Before the political changes produced during and after the French Revolution, morality and the law remained quite linked, so what was considered immoral, that is, the anti-social behavior, was automatically repressed.
Society tolerated a certain range of behavior and outside this range the law could not act to make permissible something immoral.
The laws usually needed support in morality, otherwise would find opposition in the people, in addition, to approve a law that was immoral was something inconceivable unless the government had the ability to repress people and win their discontent.
Therefore the law based on morality not only reduced the range of action of individuals in society, but became the first and largest counterweight to the rulers, sometimes even greater than that established under any system or legal form determined.
This is one of the many factors why we may not know any civilization without deity, because religious beliefs are generally responsible for establishing a moral or ethical rank in which the members of a society are based to act, including thinking, and as a consequence, a society that is clear about what is good and what is not, according to itself of course, can go in a definite direction.

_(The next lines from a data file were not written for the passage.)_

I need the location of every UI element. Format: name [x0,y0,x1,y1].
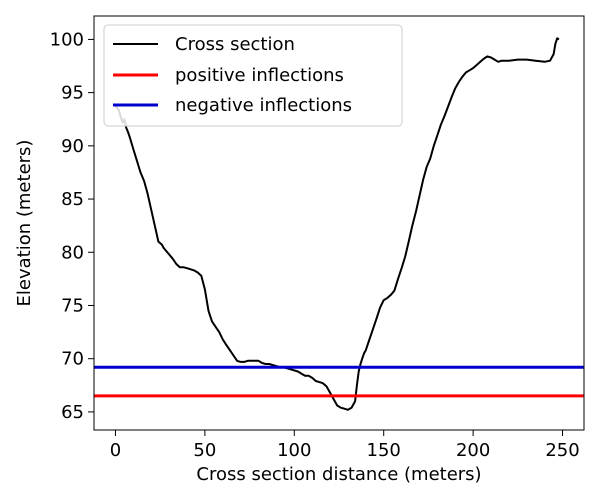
series-layer [94,37,584,411]
y-tick-label: 80 [61,242,84,263]
legend-box [103,24,403,127]
y-tick-label: 95 [61,83,84,104]
x-tick-label: 200 [456,440,490,461]
legend-label-negative-inflections: negative inflections [175,95,352,116]
x-tick-label: 50 [193,440,216,461]
x-tick-label: 0 [110,440,121,461]
y-axis: 65 70 75 80 85 90 95 100 [50,29,94,423]
y-tick-label: 65 [61,402,84,423]
x-tick-label: 100 [277,440,311,461]
x-axis-label: Cross section distance (meters) [196,464,481,485]
y-tick-label: 85 [61,189,84,210]
x-tick-label: 150 [367,440,401,461]
y-tick-label: 100 [50,29,84,50]
y-tick-label: 75 [61,295,84,316]
y-tick-label: 70 [61,349,84,370]
x-tick-label: 250 [545,440,579,461]
y-axis-label: Elevation (meters) [14,140,35,307]
y-tick-label: 90 [61,136,84,157]
plot-area-frame [93,15,585,431]
series-line-cross-section [114,37,560,411]
legend: Cross section positive inflections negat… [103,24,403,127]
legend-label-positive-inflections: positive inflections [175,65,344,86]
x-axis: 0 50 100 150 200 250 [110,430,580,461]
legend-label-cross-section: Cross section [175,34,295,55]
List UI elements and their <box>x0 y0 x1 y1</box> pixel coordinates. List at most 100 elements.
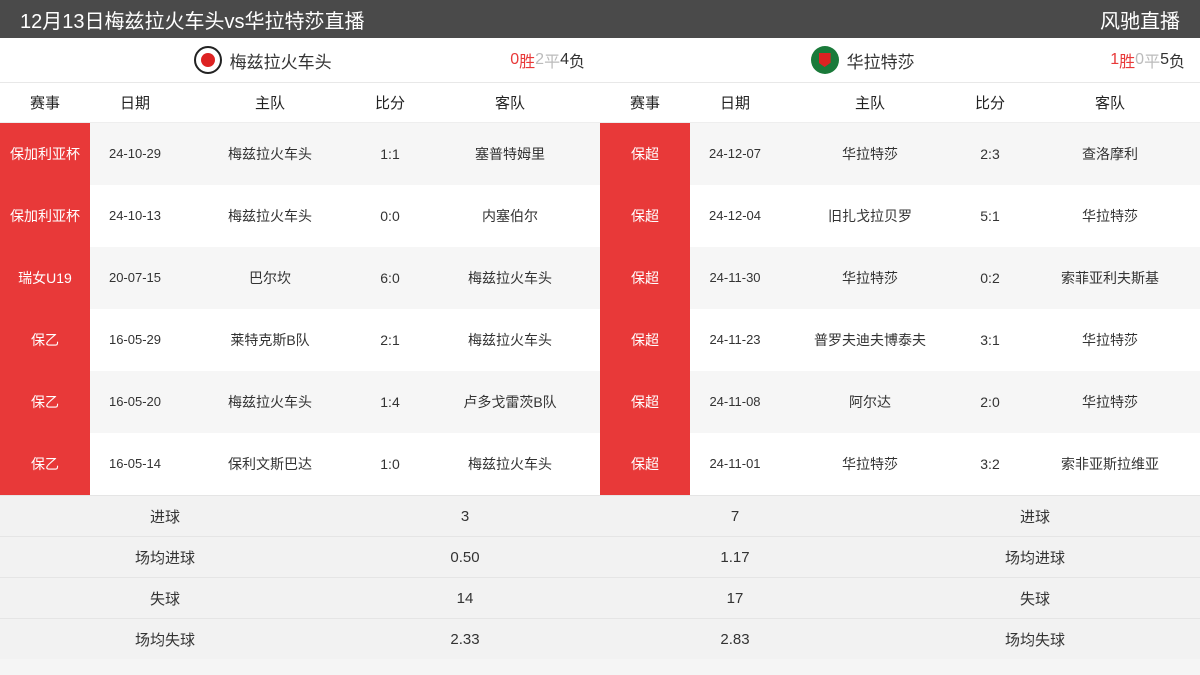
cell-date: 24-10-13 <box>90 185 180 247</box>
table-row[interactable]: 保加利亚杯24-10-29梅兹拉火车头1:1塞普特姆里 <box>0 123 600 185</box>
right-team-name: 华拉特莎 <box>847 48 915 73</box>
stats-value: 0.50 <box>330 549 600 566</box>
table-row[interactable]: 保乙16-05-20梅兹拉火车头1:4卢多戈雷茨B队 <box>0 371 600 433</box>
cell-date: 16-05-14 <box>90 433 180 495</box>
th-date: 日期 <box>90 92 180 113</box>
cell-score: 1:0 <box>360 433 420 495</box>
cell-score: 6:0 <box>360 247 420 309</box>
cell-home: 华拉特莎 <box>780 247 960 309</box>
stats-label: 失球 <box>870 588 1200 609</box>
left-team-header: 梅兹拉火车头 0胜 2平 4负 <box>0 38 600 83</box>
stats-label: 场均失球 <box>0 629 330 650</box>
cell-home: 梅兹拉火车头 <box>180 371 360 433</box>
cell-score: 0:2 <box>960 247 1020 309</box>
cell-score: 0:0 <box>360 185 420 247</box>
table-row[interactable]: 保超24-11-08阿尔达2:0华拉特莎 <box>600 371 1200 433</box>
cell-date: 24-11-23 <box>690 309 780 371</box>
table-row[interactable]: 瑞女U1920-07-15巴尔坎6:0梅兹拉火车头 <box>0 247 600 309</box>
stats-row: 场均失球2.83 <box>600 618 1200 659</box>
cell-competition: 保乙 <box>0 371 90 433</box>
th-date: 日期 <box>690 92 780 113</box>
stats-label: 场均进球 <box>0 547 330 568</box>
cell-score: 1:4 <box>360 371 420 433</box>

When this ceased to be this way, when the Old Regime began to degenerate, when the link between the rulers and the moral was slowly lost, and government actions began to be justified based on the diffuse concept call Raison d'État, which literally translates as Reason of State, and which today we call National Interest, then, from this disconnection between rulers and the governed arose the weakness of the monarchies and the aristocratic regimes that were later exploited by the coming movements of the Enlightenment and in some cases Marxism that were in charge of burying the establishment.
Due to the repression since the State began to go above the moral, enacting laws that were above and that consequently expanded to the detriment of individual freedom, the secular movement argued that morality and the State should be separated for protect the individual from the arbitrariness of the rulers, on the other hand, the Marxist movements proceeded to abolish any link between morality and the State, consequently, the connection of the State with the customs of the people disappears. And although it might seem like an excellent idea from the point of view of individual freedom, it also brought with it some drawbacks.
The separation of the State from morality did not prevent the rulers from continuing to legislate arbitrarily, declaring certain institutions would not make the dynamic of power that had already been constituted change, in fact, this new scenario caused the arbitrariness, instead of decreasing, increase.
If there is no link between the morality of a society and the law, what links to the ruling governments and the governed? The votes?
So after the secularization occurred, a social scenario was created in which some individuals of society could behave immorally, but pass below the radar of the law, that is, the constitution of legally immoral behavior.
And although this does not change the fact that social condemnation keeps this type of behavior aside, over the years, slowly, but increasingly faster, society's receptivity to that type of behavior changes.
In a certain way it is something inevitable, society is an organic body, and by expanding the overton window in that way and allowing a certain behavior to continue to be part of the social body, that behavior will try, by its own impulse, to expand as much as possible. The problem, of course, is not found in the proliferation of new social behaviors, the expansion of ideas and habits of society is something that can be positive, in a natural way, societies constantly destroy and rebuild their habits and beliefs.
The problem is another, then, suppose that there are two different moral systems within the same socio-political body, one is highly restrictive but represents 95% of the population, and the other is not very restrictive but represents the remaining 5%. We could think that both moral systems can coexist in the same environment without affecting each other, that is, respecting, nevertheless, either by reproductive qualities or by conversion, the composition of the social fabric tends to be altered, which represents that one's behavior will grow proportionally to the detriment of the other.
Thus, secularization, by stripping the most restrictive moral systems of their natural self-defense mechanism, ends roughly favoring less restrictive or more permissive moral systems, and at the same time, immorality over any moral system.
The logical path of secularization could be the individualization of morality, where all the existing moral is the individual, but as the human being is a social being, and to face this scenario, it will probably seek to associate with other individuals with whom it shares customs and similar beliefs, establishing an association with their peers, this time, non-secular, and although voluntary, also highly conditioning.